We've updated our Content Guidelines.
Review the latest guidelines to keep sharing stories safely.

Boarding school

44 10 44
                                        


Sentada no sofá, eu encarei as outras duas meninas ao meu lado. Tínhamos uma coisa em comum. Estávamos apreensivas. A sala em que estávamos era escura, com apenas uma luz no centro e um sofá no lado direito.

Ouvi barulhos de passos vindo do outro lado da porta e me encolhi um pouco, não sabia o que esperar daquele lugar.

A porta grunhiu e uma mulher um pouco mais velha nos encarou e sorriu, ela aparentava ter uns trinta anos.

— Garotas, levantem-se e me acompanhem. — À mulher falou e nós nos levantamos e a seguimos. Caminhamos pelo grande e largo corredor, que continham várias portas e outros corredores ligados a ele. — Vocês estão no internato de St.Killers, e este não é um internato qualquer. — Falou e virou-se, fazendo com que nós parássemos de andar. — É especial, para pessoas especiais.

— Pessoas especiais? — Questionei confusa.

— Pessoas com habilidades. — Respondeu — Vocês fazem parte dessas pessoas agora e nós estamos aqui para treiná-los.

— O lance do gelo. — Sibilei baixo.

O lance do gelo, pensei comigo mesma. Eu estava a uma semana aqui e ainda não havia entendido muito bem esse lugar, as pessoas ou meus possíveis poderes. Eu sei isso soa meio ridículo, mas não arranjei um nome melhor que tenha a mesma função.

Todo o tempo que passei aqui eu estava em quarentena, não tinha contato com nenhuma outra pessoa, ou qualquer outro objeto que não fosse uma cama, ou à bandeja com à comida.

Ficar trancada me fez refletir sobre o que me fez vim parar aqui, e isso não me trazia memórias boas.

Flashback on:

A água escorregava feito chamas de fogo por toda a minha pele. Um toque de sino ecoava ao fundo do quarto e a tela do meu celular brilhava e vibrava, dando sinal do alarme. Era o horário para o meu remédio.

Desliguei o chuveiro e me enrolei na toalha macia. Me apoiei na pequena pia e analisei o meu rosto. Esses últimos dias ele e as minhas mãos haviam ficado pálidas e gélidas.

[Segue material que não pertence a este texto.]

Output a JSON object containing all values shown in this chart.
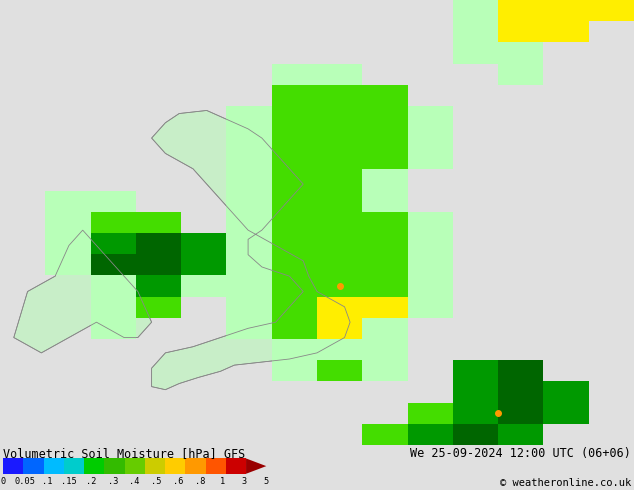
{
  "title_left": "Volumetric Soil Moisture [hPa] GFS",
  "title_right": "We 25-09-2024 12:00 UTC (06+06)",
  "copyright": "© weatheronline.co.uk",
  "colorbar_tick_labels": [
    "0",
    "0.05",
    ".1",
    ".15",
    ".2",
    ".3",
    ".4",
    ".5",
    ".6",
    ".8",
    "1",
    "3",
    "5"
  ],
  "colorbar_colors": [
    "#1a1aff",
    "#0066ff",
    "#00bbff",
    "#00cccc",
    "#00cc00",
    "#33bb00",
    "#66cc00",
    "#cccc00",
    "#ffcc00",
    "#ff9900",
    "#ff5500",
    "#cc0000",
    "#990000"
  ],
  "bg_color": "#e0e0e0",
  "sea_color": "#e0e0e0",
  "land_outline": "#999999",
  "c_ltgreen": "#b3ffb3",
  "c_green": "#44dd00",
  "c_dkgreen": "#009900",
  "c_xdkgreen": "#006600",
  "c_yellow": "#ffee00",
  "c_orange": "#ff9900",
  "figsize": [
    6.34,
    4.9
  ],
  "dpi": 100,
  "map_extent": [
    -11.0,
    12.0,
    48.0,
    62.5
  ],
  "grid_cells": [
    {
      "col": 9,
      "row": 1,
      "color": "#b8ffb8"
    },
    {
      "col": 10,
      "row": 1,
      "color": "#b8ffb8"
    },
    {
      "col": 11,
      "row": 1,
      "color": "#ffee00"
    },
    {
      "col": 12,
      "row": 1,
      "color": "#ffee00"
    },
    {
      "col": 10,
      "row": 2,
      "color": "#b8ffb8"
    },
    {
      "col": 11,
      "row": 2,
      "color": "#ffee00"
    },
    {
      "col": 12,
      "row": 2,
      "color": "#ffee00"
    },
    {
      "col": 9,
      "row": 3,
      "color": "#44dd00"
    },
    {
      "col": 10,
      "row": 3,
      "color": "#44dd00"
    },
    {
      "col": 4,
      "row": 4,
      "color": "#44dd00"
    },
    {
      "col": 5,
      "row": 4,
      "color": "#44dd00"
    },
    {
      "col": 6,
      "row": 4,
      "color": "#44dd00"
    },
    {
      "col": 7,
      "row": 4,
      "color": "#44dd00"
    },
    {
      "col": 8,
      "row": 4,
      "color": "#44dd00"
    },
    {
      "col": 4,
      "row": 5,
      "color": "#44dd00"
    },
    {
      "col": 5,
      "row": 5,
      "color": "#009900"
    },
    {
      "col": 6,
      "row": 5,
      "color": "#009900"
    },
    {
      "col": 7,
      "row": 5,
      "color": "#009900"
    },
    {
      "col": 8,
      "row": 5,
      "color": "#44dd00"
    },
    {
      "col": 4,
      "row": 6,
      "color": "#44dd00"
    },
    {
      "col": 5,
      "row": 6,
      "color": "#009900"
    },
    {
      "col": 6,
      "row": 6,
      "color": "#006600"
    },
    {
      "col": 7,
      "row": 6,
      "color": "#009900"
    },
    {
      "col": 8,
      "row": 6,
      "color": "#44dd00"
    },
    {
      "col": 4,
      "row": 7,
      "color": "#44dd00"
    },
    {
      "col": 5,
      "row": 7,
      "color": "#009900"
    },
    {
      "col": 6,
      "row": 7,
      "color": "#009900"
    },
    {
      "col": 7,
      "row": 7,
      "color": "#44dd00"
    },
    {
      "col": 3,
      "row": 8,
      "color": "#44dd00"
    },
    {
      "col": 4,
      "row": 8,
      "color": "#009900"
    },
    {
      "col": 5,
      "row": 8,
      "color": "#009900"
    },
    {
      "col": 6,
      "row": 8,
      "color": "#44dd00"
    },
    {
      "col": 3,
      "row": 9,
      "color": "#b8ffb8"
    },
    {
      "col": 4,
      "row": 9,
      "color": "#44dd00"
    },
    {
      "col": 5,
      "row": 9,
      "color": "#b8ffb8"
    },
    {
      "col": 3,
      "row": 10,
      "color": "#b8ffb8"
    },
    {
      "col": 4,
      "row": 10,
      "color": "#44dd00"
    },
    {
      "col": 5,
      "row": 10,
      "color": "#b8ffb8"
    },
    {
      "col": 6,
      "row": 10,
      "color": "#b8ffb8"
    },
    {
      "col": 7,
      "row": 10,
      "color": "#b8ffb8"
    },
    {
      "col": 3,
      "row": 11,
      "color": "#b8ffb8"
    },
    {
      "col": 4,
      "row": 11,
      "color": "#b8ffb8"
    },
    {
      "col": 5,
      "row": 11,
      "color": "#b8ffb8"
    },
    {
      "col": 6,
      "row": 11,
      "color": "#44dd00"
    },
    {
      "col": 7,
      "row": 11,
      "color": "#44dd00"
    },
    {
      "col": 8,
      "row": 11,
      "color": "#b8ffb8"
    },
    {
      "col": 4,
      "row": 12,
      "color": "#b8ffb8"
    },
    {
      "col": 5,
      "row": 12,
      "color": "#b8ffb8"
    },
    {
      "col": 6,
      "row": 12,
      "color": "#44dd00"
    },
    {
      "col": 7,
      "row": 12,
      "color": "#44dd00"
    },
    {
      "col": 8,
      "row": 12,
      "color": "#b8ffb8"
    },
    {
      "col": 5,
      "row": 13,
      "color": "#b8ffb8"
    },
    {
      "col": 6,
      "row": 13,
      "color": "#44dd00"
    },
    {
      "col": 7,
      "row": 13,
      "color": "#ffee00"
    },
    {
      "col": 8,
      "row": 13,
      "color": "#ffee00"
    },
    {
      "col": 5,
      "row": 14,
      "color": "#b8ffb8"
    },
    {
      "col": 6,
      "row": 14,
      "color": "#44dd00"
    },
    {
      "col": 7,
      "row": 14,
      "color": "#ffee00"
    },
    {
      "col": 8,
      "row": 14,
      "color": "#b8ffb8"
    },
    {
      "col": 5,
      "row": 15,
      "color": "#b8ffb8"
    },
    {
      "col": 6,
      "row": 15,
      "color": "#b8ffb8"
    },
    {
      "col": 7,
      "row": 15,
      "color": "#b8ffb8"
    },
    {
      "col": 5,
      "row": 16,
      "color": "#44dd00"
    },
    {
      "col": 6,
      "row": 16,
      "color": "#44dd00"
    },
    {
      "col": 7,
      "row": 16,
      "color": "#44dd00"
    },
    {
      "col": 8,
      "row": 16,
      "color": "#44dd00"
    },
    {
      "col": 9,
      "row": 16,
      "color": "#44dd00"
    },
    {
      "col": 5,
      "row": 17,
      "color": "#44dd00"
    },
    {
      "col": 6,
      "row": 17,
      "color": "#44dd00"
    },
    {
      "col": 7,
      "row": 17,
      "color": "#44dd00"
    },
    {
      "col": 8,
      "row": 17,
      "color": "#44dd00"
    },
    {
      "col": 9,
      "row": 17,
      "color": "#44dd00"
    },
    {
      "col": 10,
      "row": 17,
      "color": "#44dd00"
    },
    {
      "col": 11,
      "row": 17,
      "color": "#009900"
    },
    {
      "col": 12,
      "row": 17,
      "color": "#44dd00"
    },
    {
      "col": 5,
      "row": 18,
      "color": "#44dd00"
    },
    {
      "col": 6,
      "row": 18,
      "color": "#44dd00"
    },
    {
      "col": 7,
      "row": 18,
      "color": "#44dd00"
    },
    {
      "col": 8,
      "row": 18,
      "color": "#44dd00"
    },
    {
      "col": 9,
      "row": 18,
      "color": "#44dd00"
    },
    {
      "col": 10,
      "row": 18,
      "color": "#009900"
    },
    {
      "col": 11,
      "row": 18,
      "color": "#006600"
    },
    {
      "col": 12,
      "row": 18,
      "color": "#009900"
    },
    {
      "col": 13,
      "row": 18,
      "color": "#44dd00"
    },
    {
      "col": 5,
      "row": 19,
      "color": "#b8ffb8"
    },
    {
      "col": 6,
      "row": 19,
      "color": "#44dd00"
    },
    {
      "col": 7,
      "row": 19,
      "color": "#44dd00"
    },
    {
      "col": 8,
      "row": 19,
      "color": "#44dd00"
    },
    {
      "col": 9,
      "row": 19,
      "color": "#009900"
    },
    {
      "col": 10,
      "row": 19,
      "color": "#006600"
    },
    {
      "col": 11,
      "row": 19,
      "color": "#006600"
    },
    {
      "col": 12,
      "row": 19,
      "color": "#006600"
    },
    {
      "col": 13,
      "row": 19,
      "color": "#009900"
    },
    {
      "col": 6,
      "row": 20,
      "color": "#b8ffb8"
    },
    {
      "col": 7,
      "row": 20,
      "color": "#b8ffb8"
    },
    {
      "col": 8,
      "row": 20,
      "color": "#44dd00"
    },
    {
      "col": 9,
      "row": 20,
      "color": "#44dd00"
    },
    {
      "col": 10,
      "row": 20,
      "color": "#009900"
    },
    {
      "col": 11,
      "row": 20,
      "color": "#009900"
    },
    {
      "col": 12,
      "row": 20,
      "color": "#009900"
    },
    {
      "col": 13,
      "row": 20,
      "color": "#009900"
    },
    {
      "col": 14,
      "row": 20,
      "color": "#009900"
    }
  ],
  "ireland_cells": [
    {
      "col": -1,
      "row": 10,
      "color": "#b8ffb8"
    },
    {
      "col": 0,
      "row": 10,
      "color": "#b8ffb8"
    },
    {
      "col": -1,
      "row": 11,
      "color": "#b8ffb8"
    },
    {
      "col": 0,
      "row": 11,
      "color": "#44dd00"
    },
    {
      "col": 1,
      "row": 11,
      "color": "#44dd00"
    },
    {
      "col": -1,
      "row": 12,
      "color": "#b8ffb8"
    },
    {
      "col": 0,
      "row": 12,
      "color": "#009900"
    },
    {
      "col": 1,
      "row": 12,
      "color": "#006600"
    },
    {
      "col": 2,
      "row": 12,
      "color": "#009900"
    },
    {
      "col": -1,
      "row": 13,
      "color": "#b8ffb8"
    },
    {
      "col": 0,
      "row": 13,
      "color": "#006600"
    },
    {
      "col": 1,
      "row": 13,
      "color": "#006600"
    },
    {
      "col": 2,
      "row": 13,
      "color": "#009900"
    },
    {
      "col": -1,
      "row": 14,
      "color": "#b8ffb8"
    },
    {
      "col": 0,
      "row": 14,
      "color": "#44dd00"
    },
    {
      "col": 1,
      "row": 14,
      "color": "#009900"
    },
    {
      "col": 0,
      "row": 15,
      "color": "#b8ffb8"
    },
    {
      "col": 1,
      "row": 15,
      "color": "#44dd00"
    },
    {
      "col": 0,
      "row": 16,
      "color": "#b8ffb8"
    }
  ]
}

Abri o pequeno armário ao lado da pia e apanhei a caixa de remédios, engoli dois e guardei a caixa novamente. Já estava acostumada a tomar sem líquidos.

— Amanda, você está bem? — Meu irmão, Jake, perguntou por detrás da porta.

— Estou sim. — Menti. A minha pele estava pálida e as minhas mãos também, ambas estavam gélidas e continuavam a soar frio. Eu estava começando a ficar preocupada, isso sempre acontecia quando eu começava a ficar muito nervosa.

— Amanda, abra a porta. — Jake insistiu.

— Eu estou sem roupa. — Menti novamente. Pude escutar ele bufar.

— Tudo bem. — Ele falou. — Te espero aqui. — Disse por fim.

Apertei a toalha fortemente ao meu corpo e saí do banheiro. Ele havia descido.

Andei até o closet e apanhei um vestido florido confortável. Me vesti e borrifei perfume sobre a minha pele, sentei-me sobre a cama e o esperei.

Passei a prestar atenção no pequeno relógio pendurado na parede de mármore. O relógio tilintando. Aquele som soava cada vez mais nítido e alto na minha mente. Era um som ensurdecedor, como se algo se estivesse martelando à minha cabeça. A tontura invadiu a minha cabeça e a minha visão ficou embaçada. Coloquei a mão sobre a cabeça afim de amenizar a tontura, mas de nada adiantou. A minha mão se concretizava em um profundo gelo.